Legal regulators “need to work on building trust” with their communities

Paul Bennett

Bennett: Too much focus on enforcement

Legal regulators can reduce the amount of enforcement work they need to undertake if they can build enough trust that lawyers will approach them before things go wrong, an event has heard.

It was also told that there has been too much of a focus on enforcement in recent years, at the expense of helping lawyers to get into compliance.

The event was hosted by the Council for Licensed Conveyancers (CLC) and chaired by Legal Futures editor Neil Rose.

Sarah Debney – a practitioner with experience of working at firms overseen by both the CLC and the Solicitors Regulation Authority (SRA) – said a two-way relationship was vital.

“You need to feel confident that you can ask if you’re not sure without a fear of opening a can of worms.

“That’s particularly helpful in an outcome-focused regulation environment because the rules are less prescriptive, and so ultimately, they are more open to interpretation, which potentially leads to uncertainty or inadvertent mistakes.

“As to how you establish trust enough to have a relationship with your regulator, ultimately they’re not your friend, but I think it does require an assumption on the regulator’s part that very few people set out to deliberately flout or ignore the rules and, on the regulated community’s part, that the regulator isn’t there to catch them out or to set traps for the unwary.

“An effective regulator should need to take disciplinary action relatively rarely. The majority of things can be brought into compliance.”

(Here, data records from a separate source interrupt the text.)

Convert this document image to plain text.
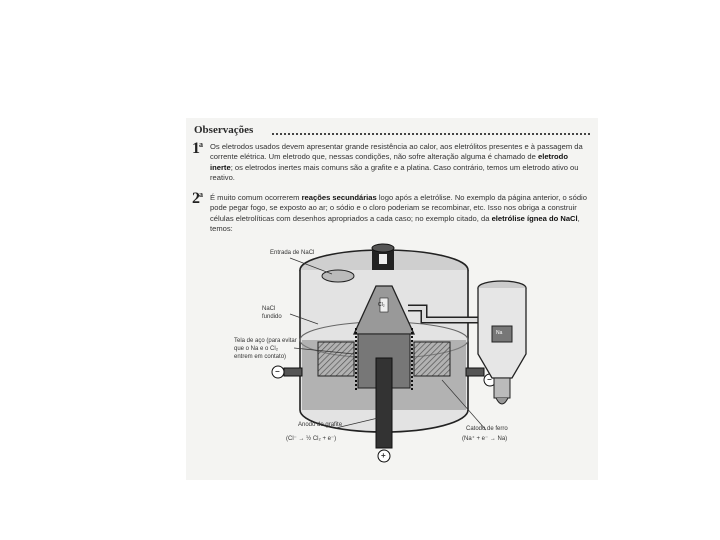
Observações
1$^a$ Os eletrodos usados devem apresentar grande resistência ao calor, aos eletrólitos presentes e à passagem da corrente elétrica. Um eletrodo que, nessas condições, não sofre alteração alguma é chamado de eletrodo inerte; os eletrodos inertes mais comuns são a grafite e a platina. Caso contrário, temos um eletrodo ativo ou reativo.
2$^a$ É muito comum ocorrerem reações secundárias logo após a eletrólise. No exemplo da página anterior, o sódio pode pegar fogo, se exposto ao ar; o sódio e o cloro poderiam se recombinar, etc. Isso nos obriga a construir células eletrolíticas com desenhos apropriados a cada caso; no exemplo citado, da eletrólise ígnea do NaCl, temos:
Entrada de NaCl
NaCl
fundido
Tela de aço (para evitar
que o Na e o Cl₂
entrem em contato)
Anodo de grafite
(Cl⁻ → ½ Cl₂ + e⁻)
Catodo de ferro
(Na⁺ + e⁻ → Na)
Cl₂
Na
−
−
+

Paul Bennett, a legal regulation specialist solicitor at Bennett Briegel, urged all regulators to move to an ‘assisted compliance’ model like the CLC operated.

“We have focused too much over the last decade on enforcement… we should be focused on high standards of consumer protection through information, prevention, and building confidence in the regulators.”

Close working between regulator and those it regulates “really empowers businesses to thrive and their clients to get what they want from them. That ultimately is the purpose of legal regulation”, he said.

Stephen Ward, the CLC’s director of strategy and external relations, said ‘assisted compliance’, in which the regulator sought to collaborate with those it oversees to achieve compliance, was sometimes misunderstood as the CLC being a light-touch, or even a soft-touch, regulator.

“If there is persistent non-compliance or if actual harm has occurred, then we do use our disciplinary tools – assisted compliance isn’t a free pass to go on as you wish. In fact, our approach to regulation is quite intensive.”

At the same time, this approach is aided by the size of the CLC’s regulated community – some 230 firms who each have a named relationship manager, albeit that between them they represent about 15% of all conveyancing activity in England and Wales.

Mr Ward said: “We calculate that we cover double that level of activity and still operate the same intensive and collaborative model. It is scalable.”

Chris Handford, the SRA’s director of regulatory policy, said it was not just the size of its community that made such an approach tough: “It’s… also the differences between them, the different business models, size, provider types, the different areas and categories, activities, client types.”

Though the SRA tried to maintain a balance between preventative and enforcement activity, he said, it received more than 10,000 reports about potential problems a year and has to deal with them, sometimes urgently.

But he said the SRA took a “much more sophisticated” approach, using horizon scanning, risk targeting and proactive visits or desk-based reviews, alongside enforcement work.

Like the CLC, he said, “we will try and work with firms to bring them into compliance. Where we really go down the enforcement route is where there’s will for non-compliance, or there’s a really big mess.”

Though the largest firms have relationship managers, Mr Handford said there were no plans to extend the programme.

Speaking afterwards, Mr Ward said: “There are always going to be occasions when a regulator has to come down hard on an individual or a firm but the aim of ‘assisted compliance’ is to minimise them. Trust between the regulator and the regulated can be fragile and so we are pleased that our approach is bolstering it and encouraging others to move over to CLC regulation.

“There is no single right answer, however, and of course we operate on a different scale to the SRA. Whether a regulator is a specialist or more generalist is another factor but, even if we get there in different ways, I am confident that we are all working to the same end.”

To read a fuller write-up of the event, click here, or here to watch a recording.

    Readers Comments

  • Ross says:

    When BTAS can overturn a BSB “Admin Sanction”, issued for using strictly Without Prejudice mediation material in court (an open-and-shut case if ever there was one) on the stated grounds that it was “acccidental” as the barrister said she hadn’t noticed the “Without Prejudice” notice at the top of the Minutes of Mediation Meeting document, there are indeed problems with public trust in the system. Analogous to excusing a professional driver for speeding, on the grounds that he said he hadn’t noticed the speed limit sign on the motorway. BTW – BTAS appeals against BSB Admin Sanctions are held in secret from the complainant. The members of the appeal panel – 2 fellow barristers and a lay person – are anonymous.